DATA ORGANIZATION 
Before embarking on a project as ambitious as this, it is imperative to have well developed procedures for 
organizing the data. Because the majority of the source maps were in UTM projection, it was decided to use that 
as the base projection for the project. 
The study area, however, spanned two UTM zones, and because the data was far too voluminous to handle as one 
or two very large coverages, it was determined that the preliminary data compilation and digitizing would be done 
on the basis of USGS 1:100,000 quadrangles (1 degree longitude by 30 minute latitude). There are 57 1:100,000 
quads in the study area, and these proved to be a good compromise in terms of overall data flow, coverage size 
and extent, and numbers of coverages to be handled. 
The final coverages are organized into 13 tiles (except for vegetation which is maintained as a single state-wide 
coverage), each approximately corresponding to 4 1:100,000 quads. The actual boundaries of the tiles are the 
public land survey township boundaries closest to the quad boundaries. The township lines provide a more logical 
boundary because of their close correspondence to polygon boundaries in the land ownership data layer. 
One other key element to data organization is the strict adherence to naming conventions. Not only does this make 
it possible track the progress of each portion of the data base, but it enables the use of macros for processing at 
various steps in the data automation process. 
DATA CAPTURE SEQUENCE 
Because of the multitude of data sources and the need to have a data base that would integrate vertically, the 
following sequence was used for data capture: 
1) Import existing digital data 
2) Digitize Public Land Survey data 
3) Digitize Land Ownership from most appropriate source 
4) Fill in and verify Land Ownershsip from alternative sources 
5) Digitize USFS Land Management Plans 
For the data sources that did not contain geographic reference, the public land survey grid served as an intermediate 
reference. The public land survey that had been captured from a controlled source was plotted out at the scale of 
the source maps along with registration tics. The controlled plot was then "best fit" to the source map using the 
public land survey as a reference, and the registration tics were pin pricked onto the uncontrolled source map. The 
source data could then be digitized into its appropriate 1:100,000 quad coverage. 

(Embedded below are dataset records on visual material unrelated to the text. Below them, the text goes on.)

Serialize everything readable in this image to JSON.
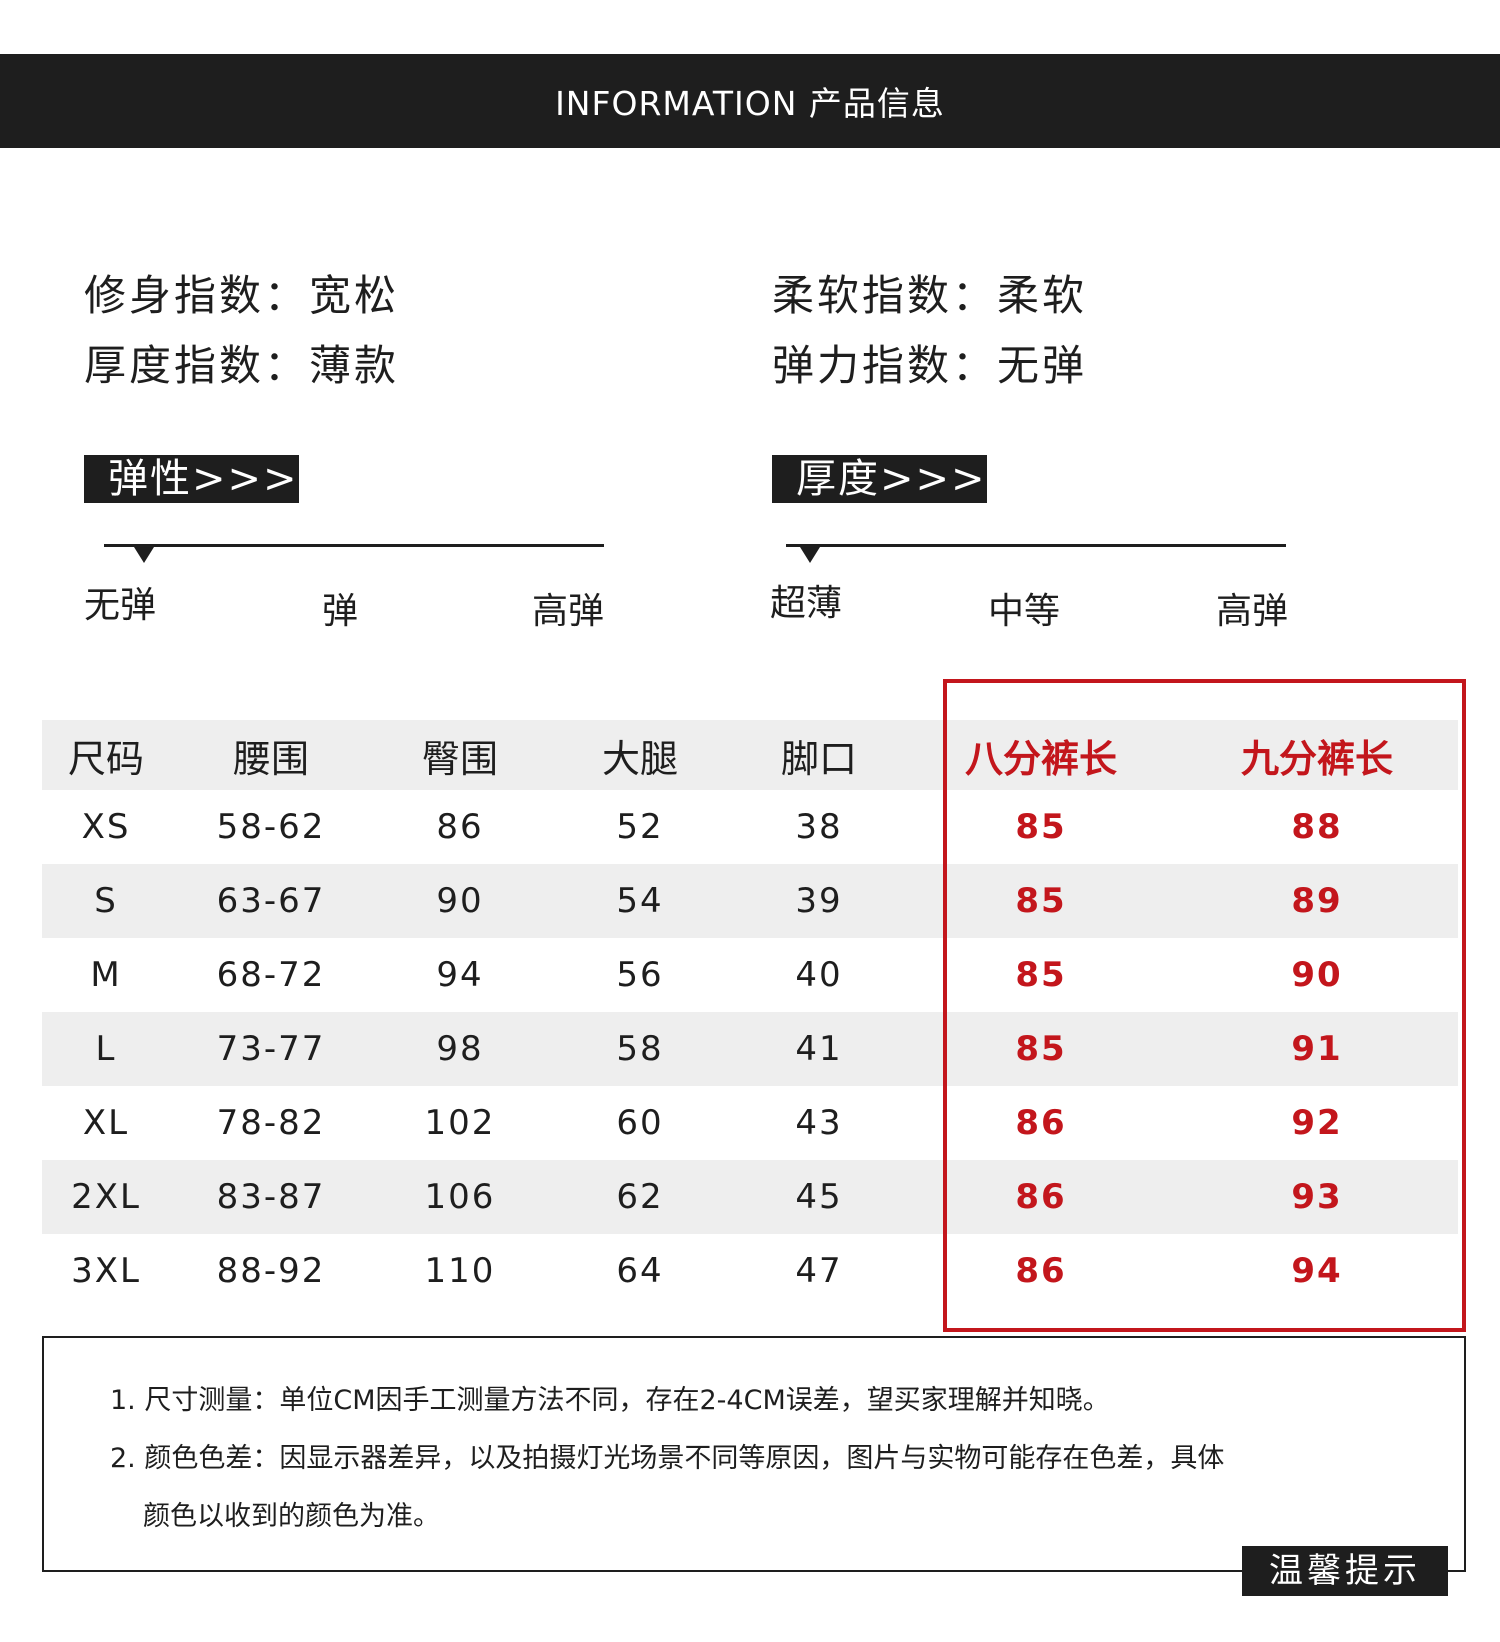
{
  "header": {
    "title": "INFORMATION 产品信息"
  },
  "attributes": {
    "fit": "修身指数：宽松",
    "thickness": "厚度指数：薄款",
    "softness": "柔软指数：柔软",
    "elasticity": "弹力指数：无弹"
  },
  "elasticity_scale": {
    "tag": "弹性>>>",
    "labels": [
      "无弹",
      "弹",
      "高弹"
    ],
    "selected": "无弹"
  },
  "thickness_scale": {
    "tag": "厚度>>>",
    "labels": [
      "超薄",
      "中等",
      "高弹"
    ],
    "selected": "超薄"
  },
  "size_table": {
    "headers": [
      "尺码",
      "腰围",
      "臀围",
      "大腿",
      "脚口",
      "八分裤长",
      "九分裤长"
    ],
    "rows": [
      [
        "XS",
        "58-62",
        "86",
        "52",
        "38",
        "85",
        "88"
      ],
      [
        "S",
        "63-67",
        "90",
        "54",
        "39",
        "85",
        "89"
      ],
      [
        "M",
        "68-72",
        "94",
        "56",
        "40",
        "85",
        "90"
      ],
      [
        "L",
        "73-77",
        "98",
        "58",
        "41",
        "85",
        "91"
      ],
      [
        "XL",
        "78-82",
        "102",
        "60",
        "43",
        "86",
        "92"
      ],
      [
        "2XL",
        "83-87",
        "106",
        "62",
        "45",
        "86",
        "93"
      ],
      [
        "3XL",
        "88-92",
        "110",
        "64",
        "47",
        "86",
        "94"
      ]
    ]
  },
  "notes": {
    "tag": "温馨提示",
    "line1": "1. 尺寸测量：单位CM因手工测量方法不同，存在2-4CM误差，望买家理解并知晓。",
    "line2": "2. 颜色色差：因显示器差异，以及拍摄灯光场景不同等原因，图片与实物可能存在色差，具体",
    "line3": "颜色以收到的颜色为准。"
  },
  "colors": {
    "dark": "#1e1e1e",
    "accent_red": "#c3161c",
    "row_alt": "#eeeeee"
  }
}
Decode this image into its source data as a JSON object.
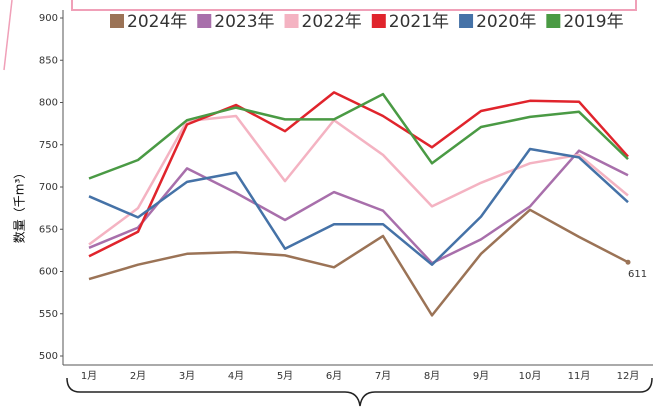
{
  "chart_data": {
    "type": "line",
    "y_label": "数量（千m³）",
    "categories": [
      "1月",
      "2月",
      "3月",
      "4月",
      "5月",
      "6月",
      "7月",
      "8月",
      "9月",
      "10月",
      "11月",
      "12月"
    ],
    "series": [
      {
        "name": "2024年",
        "color": "#9b7356",
        "values": [
          591,
          608,
          621,
          623,
          619,
          605,
          642,
          548,
          621,
          673,
          641,
          611
        ],
        "value_labels": [
          null,
          null,
          null,
          null,
          null,
          null,
          null,
          null,
          null,
          null,
          null,
          "611"
        ]
      },
      {
        "name": "2023年",
        "color": "#a86fab",
        "values": [
          628,
          652,
          722,
          693,
          661,
          694,
          672,
          610,
          638,
          677,
          743,
          714
        ]
      },
      {
        "name": "2022年",
        "color": "#f4b3c2",
        "values": [
          632,
          675,
          778,
          784,
          707,
          779,
          738,
          677,
          705,
          728,
          738,
          690
        ]
      },
      {
        "name": "2021年",
        "color": "#e0242c",
        "values": [
          618,
          647,
          774,
          797,
          766,
          812,
          784,
          747,
          790,
          802,
          801,
          736
        ]
      },
      {
        "name": "2020年",
        "color": "#4572a7",
        "values": [
          689,
          664,
          706,
          717,
          627,
          656,
          656,
          608,
          665,
          745,
          735,
          682
        ]
      },
      {
        "name": "2019年",
        "color": "#4a9a44",
        "values": [
          710,
          732,
          779,
          794,
          780,
          780,
          810,
          728,
          771,
          783,
          789,
          733
        ]
      }
    ],
    "ylim": [
      500,
      900
    ],
    "yticks": [
      500,
      550,
      600,
      650,
      700,
      750,
      800,
      850,
      900
    ],
    "grid": false
  }
}
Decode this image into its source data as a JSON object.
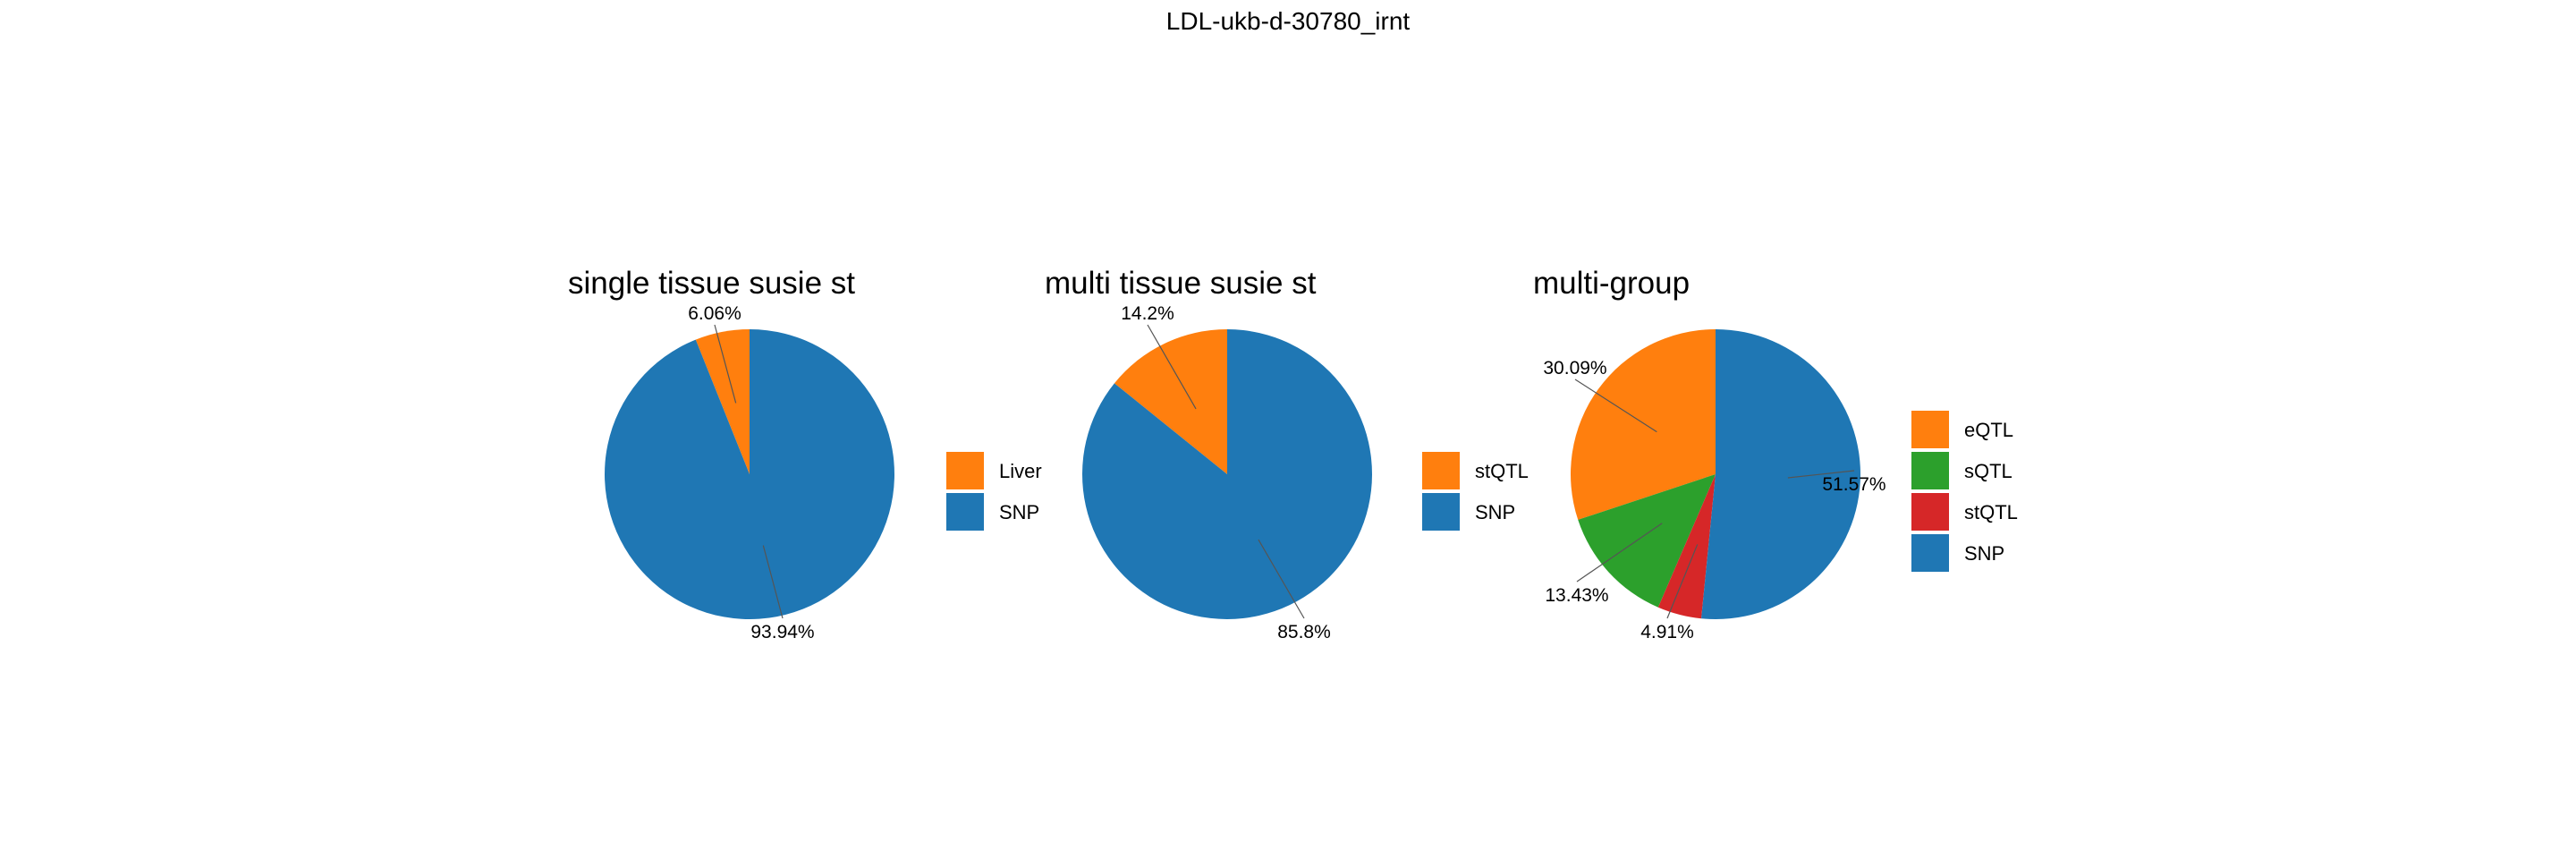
{
  "title": "LDL-ukb-d-30780_irnt",
  "colors": {
    "eQTL": "#ff7f0e",
    "Liver": "#ff7f0e",
    "stQTL_orange": "#ff7f0e",
    "sQTL": "#2ca02c",
    "stQTL_red": "#d62728",
    "SNP": "#1f77b4"
  },
  "chart_data": [
    {
      "type": "pie",
      "title": "single tissue susie st",
      "slices": [
        {
          "name": "Liver",
          "value": 6.06,
          "label": "6.06%",
          "color": "#ff7f0e"
        },
        {
          "name": "SNP",
          "value": 93.94,
          "label": "93.94%",
          "color": "#1f77b4"
        }
      ],
      "legend": [
        {
          "name": "Liver",
          "color": "#ff7f0e"
        },
        {
          "name": "SNP",
          "color": "#1f77b4"
        }
      ],
      "legend_placement": "right"
    },
    {
      "type": "pie",
      "title": "multi tissue susie st",
      "slices": [
        {
          "name": "stQTL",
          "value": 14.2,
          "label": "14.2%",
          "color": "#ff7f0e"
        },
        {
          "name": "SNP",
          "value": 85.8,
          "label": "85.8%",
          "color": "#1f77b4"
        }
      ],
      "legend": [
        {
          "name": "stQTL",
          "color": "#ff7f0e"
        },
        {
          "name": "SNP",
          "color": "#1f77b4"
        }
      ],
      "legend_placement": "right"
    },
    {
      "type": "pie",
      "title": "multi-group",
      "slices": [
        {
          "name": "eQTL",
          "value": 30.09,
          "label": "30.09%",
          "color": "#ff7f0e"
        },
        {
          "name": "sQTL",
          "value": 13.43,
          "label": "13.43%",
          "color": "#2ca02c"
        },
        {
          "name": "stQTL",
          "value": 4.91,
          "label": "4.91%",
          "color": "#d62728"
        },
        {
          "name": "SNP",
          "value": 51.57,
          "label": "51.57%",
          "color": "#1f77b4"
        }
      ],
      "legend": [
        {
          "name": "eQTL",
          "color": "#ff7f0e"
        },
        {
          "name": "sQTL",
          "color": "#2ca02c"
        },
        {
          "name": "stQTL",
          "color": "#d62728"
        },
        {
          "name": "SNP",
          "color": "#1f77b4"
        }
      ],
      "legend_placement": "right"
    }
  ]
}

To facilitate the edge matching process as well as transfer of geographic control to uncontrolled manuscripts, all 
data was captured in real world coordinates, and adjacent features within 1:100,000 quads that had been previously 
digitized were "borrowed" as the digitizing progressed. It was, therefore, essential to keep good records of the 
status of each 1:100,000 quad. The 1:100,000 quad organization also provided an efficient practical size for 
frequent editing sessions. 
The final step in the process was to combine the coverages from each 1:100,000 quad of a given data layer and 
clip them at the tile boundaries. This process was not done until each quad was digitized, quality checked 
internally, sent to the representative land owners for verification, edits made, and a final quality check completed. 
HARDYVARE/SOFTWARE ENVIRONMENT 
Given the time frame (14 months), the size of the project, and the processing and data storage requirements for 
building and maintaining this data base, an NFS network proved to be an ideal computing environment. The NFS 
network included both UNIX workstations (SUN, Data General, and Tektronix) and 386 PC workstations (running 
PC NFS). This environment allowed distribution of the digitizing and preliminary processing on the PCs, and 
consolidation and advanced processing on the UNIX machines.